瑶草摇头,“我们可以在戏台旁边,摆好凳子,准备好茶水,顺便……在适当的时候,给某个走投无路的,递上一条看起来能救命的绳子。”
她转过身,脸上带着一种冷静到近乎冷酷的算计:“孙二,让我们在洪州的人,密切关注何家动向,尤其是曹慎可能采取行动的时间和方式。同时,在洪州通往饶州、临川,以及……通往我们宁州方向的所有隐秘路径上,布下暗哨。”
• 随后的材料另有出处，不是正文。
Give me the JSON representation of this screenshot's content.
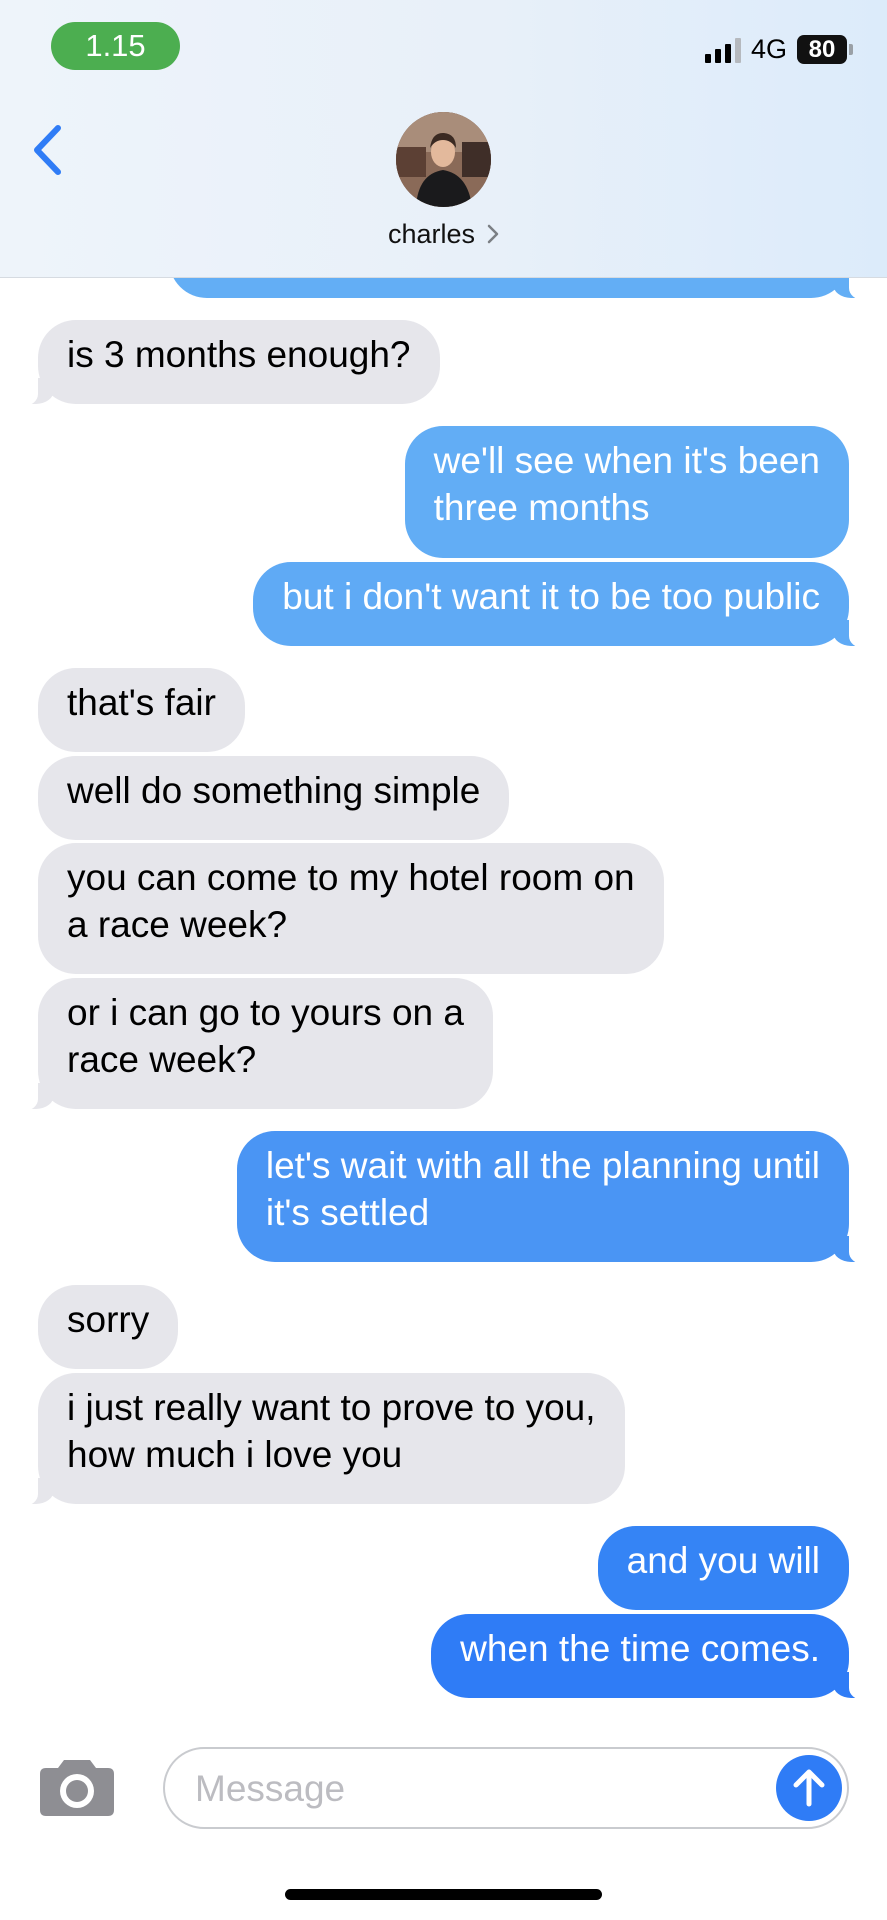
{
  "status_bar": {
    "time": "1.15",
    "network": "4G",
    "battery": "80"
  },
  "header": {
    "contact_name": "charles",
    "back_icon": "chevron-left-icon",
    "chevron_icon": "chevron-right-icon"
  },
  "messages": [
    {
      "direction": "out",
      "text": "",
      "partial": true
    },
    {
      "direction": "in",
      "lines": [
        "is 3 months enough?"
      ]
    },
    {
      "direction": "out",
      "lines": [
        "we'll see when it's been",
        "three months"
      ]
    },
    {
      "direction": "out",
      "lines": [
        "but i don't want it to be too public"
      ]
    },
    {
      "direction": "in",
      "lines": [
        "that's fair"
      ]
    },
    {
      "direction": "in",
      "lines": [
        "well do something simple"
      ]
    },
    {
      "direction": "in",
      "lines": [
        "you can come to my hotel room on",
        "a race week?"
      ]
    },
    {
      "direction": "in",
      "lines": [
        "or i can go to yours on a",
        "race week?"
      ]
    },
    {
      "direction": "out",
      "lines": [
        "let's wait with all the planning until",
        "it's settled"
      ]
    },
    {
      "direction": "in",
      "lines": [
        "sorry"
      ]
    },
    {
      "direction": "in",
      "lines": [
        "i just really want to prove to you,",
        "how much i love you"
      ]
    },
    {
      "direction": "out",
      "lines": [
        "and you will"
      ]
    },
    {
      "direction": "out",
      "lines": [
        "when the time comes."
      ]
    }
  ],
  "composer": {
    "placeholder": "Message",
    "value": "",
    "camera_icon": "camera-icon",
    "send_icon": "arrow-up-icon"
  },
  "colors": {
    "incoming_bubble": "#e6e6eb",
    "outgoing_top": "#66b0f5",
    "outgoing_bottom": "#2f7cf6",
    "time_pill": "#4cae50",
    "accent": "#2f7cf6"
  }
}
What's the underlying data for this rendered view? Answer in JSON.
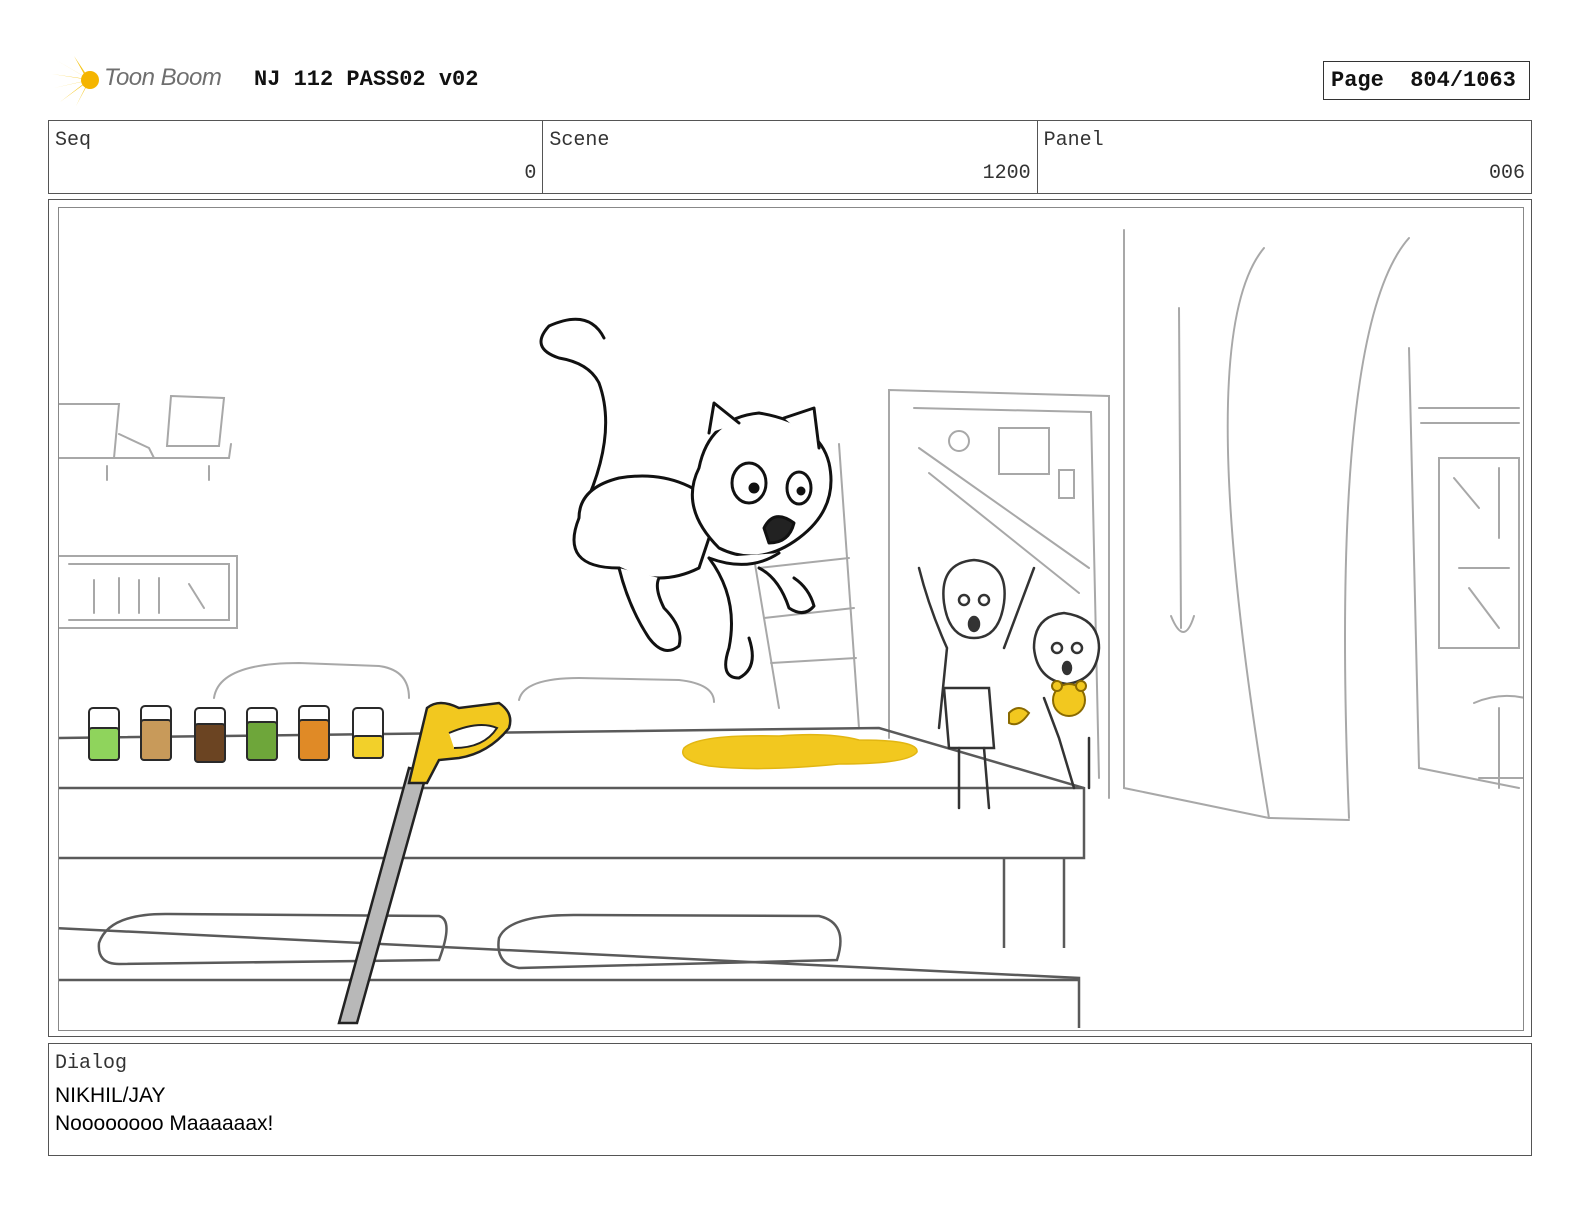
{
  "header": {
    "logo_text": "Toon Boom",
    "title": "NJ 112 PASS02 v02",
    "page_label": "Page",
    "page_value": "804/1063"
  },
  "info": {
    "seq_label": "Seq",
    "seq_value": "0",
    "scene_label": "Scene",
    "scene_value": "1200",
    "panel_label": "Panel",
    "panel_value": "006"
  },
  "drawing": {
    "description_icon": "storyboard-sketch",
    "colors": {
      "line": "#1a1a1a",
      "background_line": "#9a9a9a",
      "spill": "#f2c81f",
      "jar_green": "#8fd45c",
      "jar_tan": "#c89a5a",
      "jar_brown": "#6b4422",
      "jar_dark_green": "#6ea63a",
      "jar_orange": "#e08a26",
      "jar_yellow": "#f2d02a"
    }
  },
  "dialog": {
    "label": "Dialog",
    "speaker": "NIKHIL/JAY",
    "line": "Noooooooo Maaaaaax!"
  }
}
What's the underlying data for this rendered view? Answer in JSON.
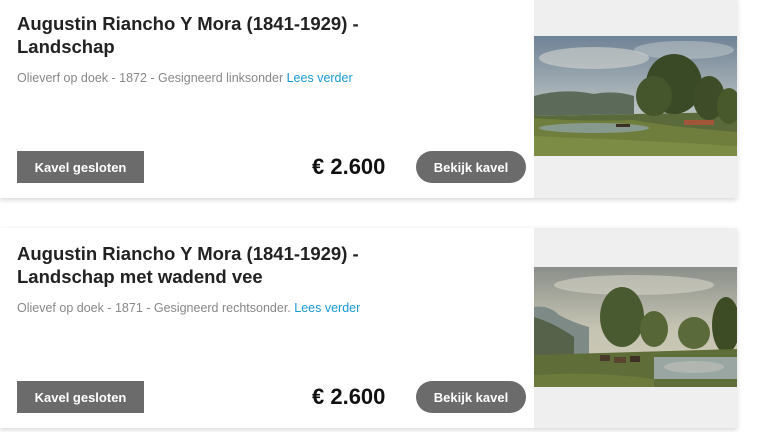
{
  "lots": [
    {
      "title_line1": "Augustin Riancho Y Mora (1841-1929) -",
      "title_line2": "Landschap",
      "description": "Olieverf op doek - 1872 - Gesigneerd linksonder",
      "read_more": "Lees verder",
      "status": "Kavel gesloten",
      "price": "€ 2.600",
      "view_button": "Bekijk kavel"
    },
    {
      "title_line1": "Augustin Riancho Y Mora (1841-1929) -",
      "title_line2": "Landschap met wadend vee",
      "description": "Olievef op doek - 1871 - Gesigneerd rechtsonder.",
      "read_more": "Lees verder",
      "status": "Kavel gesloten",
      "price": "€ 2.600",
      "view_button": "Bekijk kavel"
    }
  ]
}
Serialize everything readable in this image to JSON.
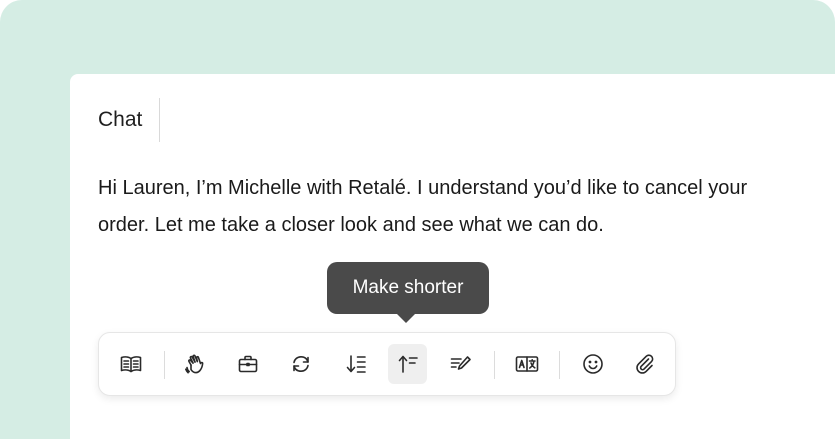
{
  "panel": {
    "tab_label": "Chat"
  },
  "message": {
    "text": "Hi Lauren, I’m Michelle with Retalé. I understand you’d like to cancel your order. Let me take a closer look and see what we can do."
  },
  "tooltip": {
    "text": "Make shorter"
  },
  "toolbar": {
    "active_item": "make-shorter",
    "items": [
      {
        "icon": "book-icon"
      },
      {
        "icon": "waving-hand-icon"
      },
      {
        "icon": "briefcase-icon"
      },
      {
        "icon": "refresh-icon"
      },
      {
        "icon": "make-longer-icon"
      },
      {
        "icon": "make-shorter-icon"
      },
      {
        "icon": "edit-text-icon"
      },
      {
        "icon": "translate-icon"
      },
      {
        "icon": "emoji-icon"
      },
      {
        "icon": "paperclip-icon"
      }
    ]
  },
  "colors": {
    "background": "#d5ede4",
    "card": "#ffffff",
    "tooltip": "#4a4a4a",
    "active_button": "#efefef"
  }
}
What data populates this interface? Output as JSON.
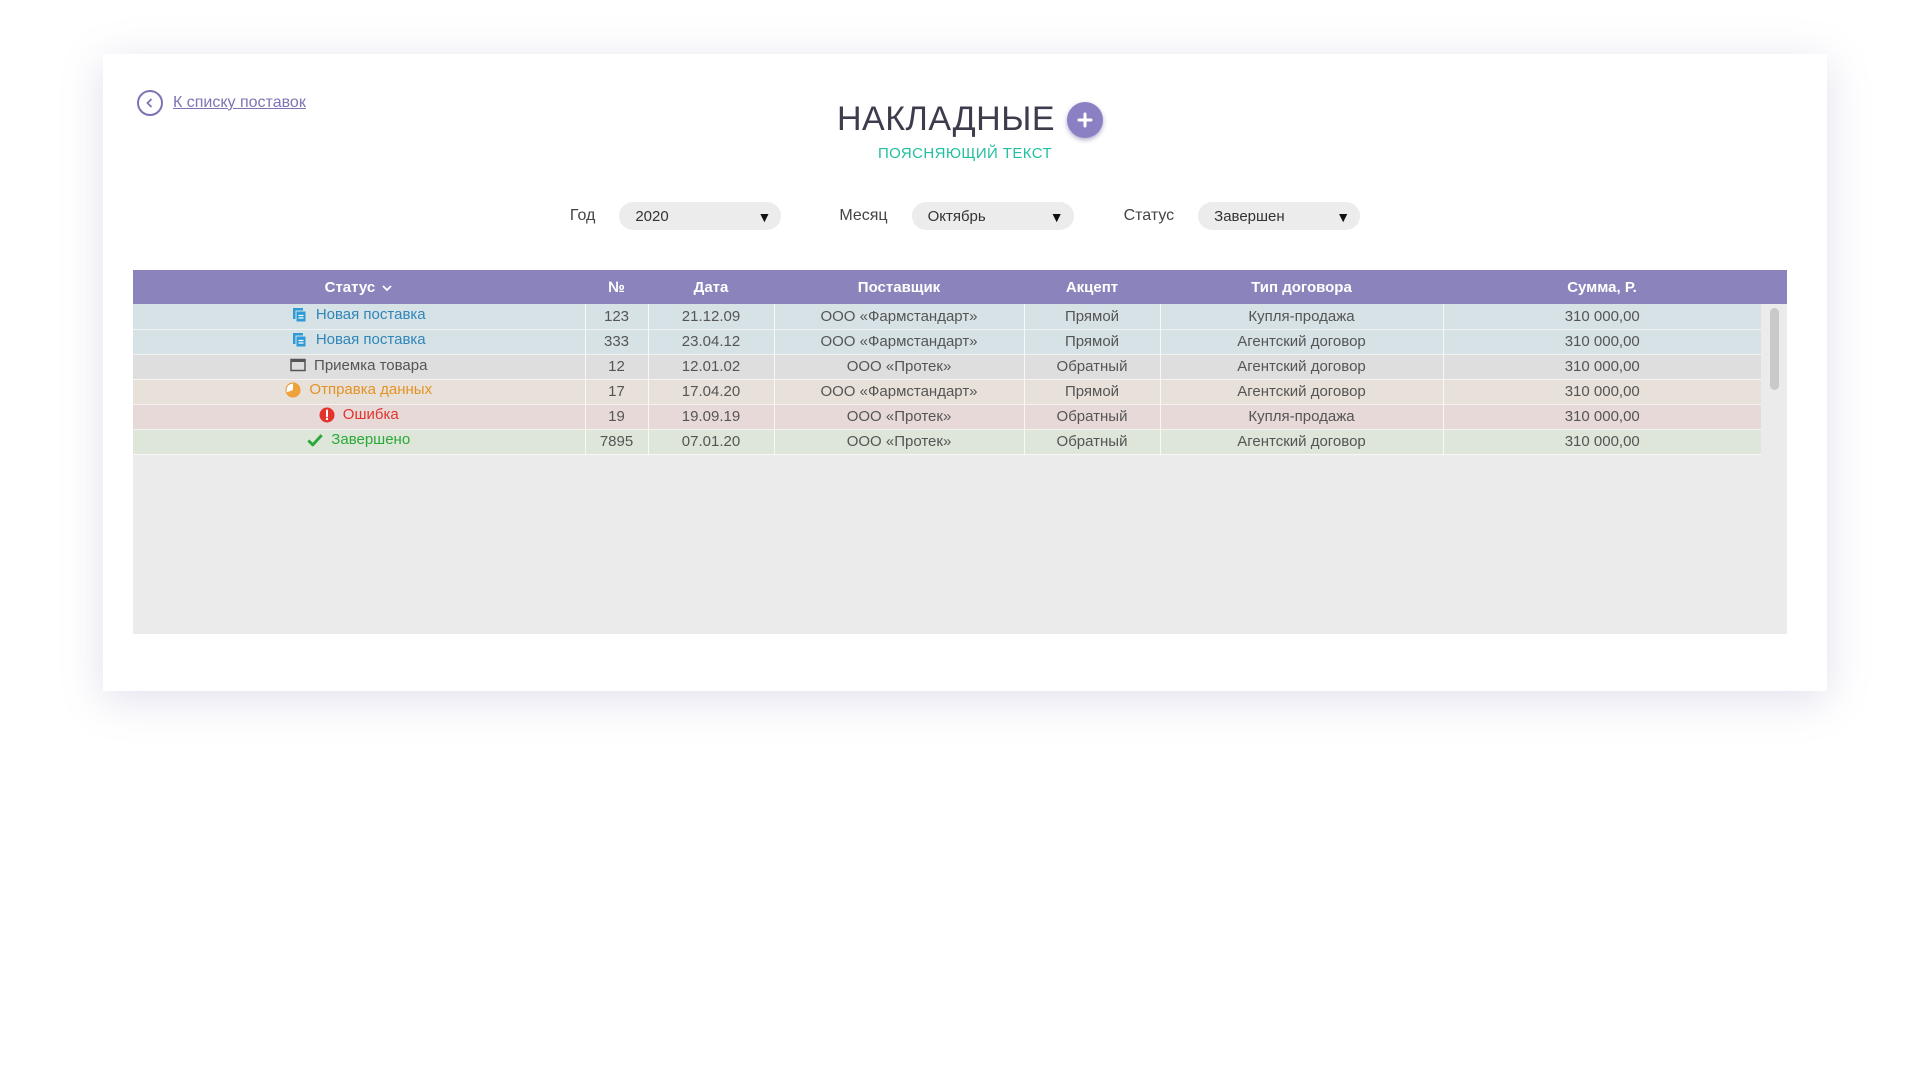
{
  "back_link": {
    "label": "К списку поставок"
  },
  "header": {
    "title": "НАКЛАДНЫЕ",
    "subtitle": "ПОЯСНЯЮЩИЙ ТЕКСТ"
  },
  "filters": {
    "year": {
      "label": "Год",
      "value": "2020"
    },
    "month": {
      "label": "Месяц",
      "value": "Октябрь"
    },
    "status": {
      "label": "Статус",
      "value": "Завершен"
    }
  },
  "table": {
    "columns": [
      "Статус",
      "№",
      "Дата",
      "Поставщик",
      "Акцепт",
      "Тип договора",
      "Сумма, Р."
    ],
    "rows": [
      {
        "status": "Новая поставка",
        "num": "123",
        "date": "21.12.09",
        "supplier": "ООО «Фармстандарт»",
        "accept": "Прямой",
        "contract": "Купля-продажа",
        "sum": "310 000,00"
      },
      {
        "status": "Новая поставка",
        "num": "333",
        "date": "23.04.12",
        "supplier": "ООО «Фармстандарт»",
        "accept": "Прямой",
        "contract": "Агентский договор",
        "sum": "310 000,00"
      },
      {
        "status": "Приемка товара",
        "num": "12",
        "date": "12.01.02",
        "supplier": "ООО «Протек»",
        "accept": "Обратный",
        "contract": "Агентский договор",
        "sum": "310 000,00"
      },
      {
        "status": "Отправка данных",
        "num": "17",
        "date": "17.04.20",
        "supplier": "ООО «Фармстандарт»",
        "accept": "Прямой",
        "contract": "Агентский договор",
        "sum": "310 000,00"
      },
      {
        "status": "Ошибка",
        "num": "19",
        "date": "19.09.19",
        "supplier": "ООО «Протек»",
        "accept": "Обратный",
        "contract": "Купля-продажа",
        "sum": "310 000,00"
      },
      {
        "status": "Завершено",
        "num": "7895",
        "date": "07.01.20",
        "supplier": "ООО «Протек»",
        "accept": "Обратный",
        "contract": "Агентский договор",
        "sum": "310 000,00"
      }
    ]
  },
  "icons": {
    "back": "chevron-left-icon",
    "add": "plus-icon",
    "sort": "chevron-down-icon",
    "status_new": "document-copy-icon",
    "status_receiving": "window-icon",
    "status_sending": "pie-progress-icon",
    "status_error": "exclamation-circle-icon",
    "status_done": "checkmark-icon"
  },
  "colors": {
    "accent": "#8b84bc",
    "subtitle": "#22c0a0",
    "row_new_bg": "#d6e2e6",
    "row_new_text": "#2f86b8",
    "row_receiving_bg": "#dedede",
    "row_sending_bg": "#e8e1d9",
    "row_sending_text": "#e39226",
    "row_error_bg": "#e8d9d9",
    "row_error_text": "#e2342c",
    "row_done_bg": "#dde6d8",
    "row_done_text": "#2aa839"
  }
}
“城主是想……等曹慎动手,趁乱将何家母女……”孙二有些不确定。
“不,”瑶草再次否定,“我们不去动何家。我们要做的,是确保在这场混乱中,有一条‘安全’的通道,能够从洪州‘恰好’通往我们宁州的方向。”
陆清晏和孙二对视一眼,瞬间明白了瑶草的意图。
这是要引导曹慎,在走投无路的情况下,主动选择逃往宁州城!或者说,是让他觉得“只有宁州城方向有一线生机”!
“可是,曹慎会相信吗?他可是在我们手里栽过大跟头。”孙二疑惑。
“正因为栽过跟头,他才更清楚我们的实力。”瑶草淡淡道,“在他被韩烈和柳巡抚两面夹击、上天无路入地无门的时候,一个曾经证明过有能力让他吃瘪、却又暂时没有表现出赶尽杀绝意图的‘强邻’,反而可能成为他眼中值得冒险一搏的‘庇护所’或‘谈判筹码’。至少,比起落在韩烈或柳巡抚手里,落在我们手里,他或许觉得还有周旋的余地,尤其是……他手里还握着一些我们可能感兴趣的‘东西’。”
陆清晏接口:“比如,韩烈的其他秘密,柳巡抚的一些打算,甚至……影卫更核心的名单和资源。”
“对。”瑶草点头,“我们要让他觉得,逃到宁州城,不是绝路,而是一场交易的开端。他带着‘投名状’而来,换取一个暂时的安全和未来的某种‘合作’可能。当然,这一切的前提是,他认为自己别无选择,而我们‘恰好’给了他这个选择。”
“这就需要我们将那条‘通道’布置得足够巧妙,足够‘自然’,让曹慎觉得是他自己发现的生机,而不是我们故意引导。”孙二明白了,眼中露出兴奋之色。这种心理博弈和局中设局,正是他最擅长的领域。
“没错。”瑶草走到桌边,铺开一张洪州周边及通往宁州区域的详细地形草图,“你看,从洪州城西出来,有两条主要官道,一条向西北通往饶州,一条向西南通往临川。这两条路,现在必然被韩烈和柳巡抚的人重点监控。但是,这里……”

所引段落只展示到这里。